Triumph Daytona Moto2 765
- Manufacturer: Triumph
- Production: 2019–2023
- Predecessor: Triumph Daytona 675
- Successor: Triumph Daytona 660
- Class: Sport bike
- Engine: 765 cc (46.7 cu in), inline-3, 12 valve, DOHC
- Bore / stroke: 78 mm × 53.38 mm (3.071 in × 2.102 in)
- Compression ratio: 12.9:1
- Power: 95.4 kW (127.9 hp) @ 12,250 rpm
- Torque: 90 N⋅m (66 lbf⋅ft) @ 9,750 rpm
- Transmission: 6-speed foot change

= Triumph Daytona Moto2 765 =

British motorcycle

The Triumph Daytona Moto2 765 is a sport bike with three-cylinders, produced by Triumph Motorcycles.

==Specifications==
The Daytona Moto2 is a mid-size sports bike, equipped with a double-spar aluminum frame. The engine is consistent with those supplied by Triumph to use in the Moto2 class of the world championship from 2019. To reflect this collaboration with the FIM, Triumph created a production derivative bike that takes the name of the previous Daytonas.

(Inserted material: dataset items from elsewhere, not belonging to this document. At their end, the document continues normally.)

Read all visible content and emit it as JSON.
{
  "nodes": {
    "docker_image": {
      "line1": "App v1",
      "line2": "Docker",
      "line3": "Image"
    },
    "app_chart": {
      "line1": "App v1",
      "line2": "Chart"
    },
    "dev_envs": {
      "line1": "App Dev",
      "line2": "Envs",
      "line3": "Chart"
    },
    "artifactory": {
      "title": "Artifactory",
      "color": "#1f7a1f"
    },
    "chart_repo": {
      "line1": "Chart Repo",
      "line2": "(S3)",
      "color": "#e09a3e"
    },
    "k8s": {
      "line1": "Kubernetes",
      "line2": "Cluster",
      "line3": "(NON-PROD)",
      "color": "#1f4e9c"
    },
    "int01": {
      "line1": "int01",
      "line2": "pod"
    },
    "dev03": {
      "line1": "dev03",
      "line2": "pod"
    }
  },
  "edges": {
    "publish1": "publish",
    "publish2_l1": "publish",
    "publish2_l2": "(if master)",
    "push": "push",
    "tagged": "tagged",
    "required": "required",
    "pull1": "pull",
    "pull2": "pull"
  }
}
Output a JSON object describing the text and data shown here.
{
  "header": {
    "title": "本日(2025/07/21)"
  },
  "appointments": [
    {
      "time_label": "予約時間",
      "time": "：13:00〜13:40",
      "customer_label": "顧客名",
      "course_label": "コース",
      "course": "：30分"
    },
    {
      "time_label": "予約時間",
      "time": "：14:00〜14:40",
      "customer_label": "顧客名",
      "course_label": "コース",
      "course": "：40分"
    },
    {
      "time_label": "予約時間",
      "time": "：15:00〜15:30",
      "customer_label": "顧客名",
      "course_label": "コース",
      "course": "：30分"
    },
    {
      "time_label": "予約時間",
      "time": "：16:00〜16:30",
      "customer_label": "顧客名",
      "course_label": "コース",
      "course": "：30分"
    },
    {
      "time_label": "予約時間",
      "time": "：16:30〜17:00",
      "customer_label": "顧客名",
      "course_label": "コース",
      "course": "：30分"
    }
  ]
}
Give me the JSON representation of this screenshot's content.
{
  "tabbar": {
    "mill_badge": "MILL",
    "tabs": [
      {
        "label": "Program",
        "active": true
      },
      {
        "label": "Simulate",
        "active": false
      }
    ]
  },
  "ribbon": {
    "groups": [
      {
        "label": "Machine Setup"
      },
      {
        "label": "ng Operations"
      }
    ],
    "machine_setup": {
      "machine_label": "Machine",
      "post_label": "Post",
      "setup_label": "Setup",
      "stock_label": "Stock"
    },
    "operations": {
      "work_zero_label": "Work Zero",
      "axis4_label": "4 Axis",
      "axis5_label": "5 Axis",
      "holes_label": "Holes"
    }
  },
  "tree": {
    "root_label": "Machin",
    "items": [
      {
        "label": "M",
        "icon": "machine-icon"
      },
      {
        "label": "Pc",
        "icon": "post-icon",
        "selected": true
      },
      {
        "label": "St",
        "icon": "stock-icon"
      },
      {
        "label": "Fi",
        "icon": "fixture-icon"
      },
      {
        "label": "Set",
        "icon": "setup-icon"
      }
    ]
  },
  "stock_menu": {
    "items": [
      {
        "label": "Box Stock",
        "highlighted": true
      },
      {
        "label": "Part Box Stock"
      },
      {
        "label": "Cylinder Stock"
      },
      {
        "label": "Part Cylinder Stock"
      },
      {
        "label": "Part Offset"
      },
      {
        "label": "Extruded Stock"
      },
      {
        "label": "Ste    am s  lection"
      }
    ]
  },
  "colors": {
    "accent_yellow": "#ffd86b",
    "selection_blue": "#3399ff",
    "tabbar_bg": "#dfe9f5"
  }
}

The power unit, which was developed using that of the Triumph Street Triple RS as a basis, is a 765 cc inline three-cylinder four-stroke engine with a liquid cooling system that produces a maximum power of 130 HP at 12,250 rpm and delivers a torque of 80 Nm at 9,750 rpm. Airflow is managed by two overhead camshafts (DOHC) with 12 valves (4 per cylinder) with fuel administered by a multipoint indirect electronic injection system.

There are two 310 mm Brembo floating front disc brakes with radially mounted four-piston calipers. At the rear there is a 220 mm single disc with a single piston-caliper. The front tyres measure 120/70 ZR 17 while the rear is 180/55 ZR 17.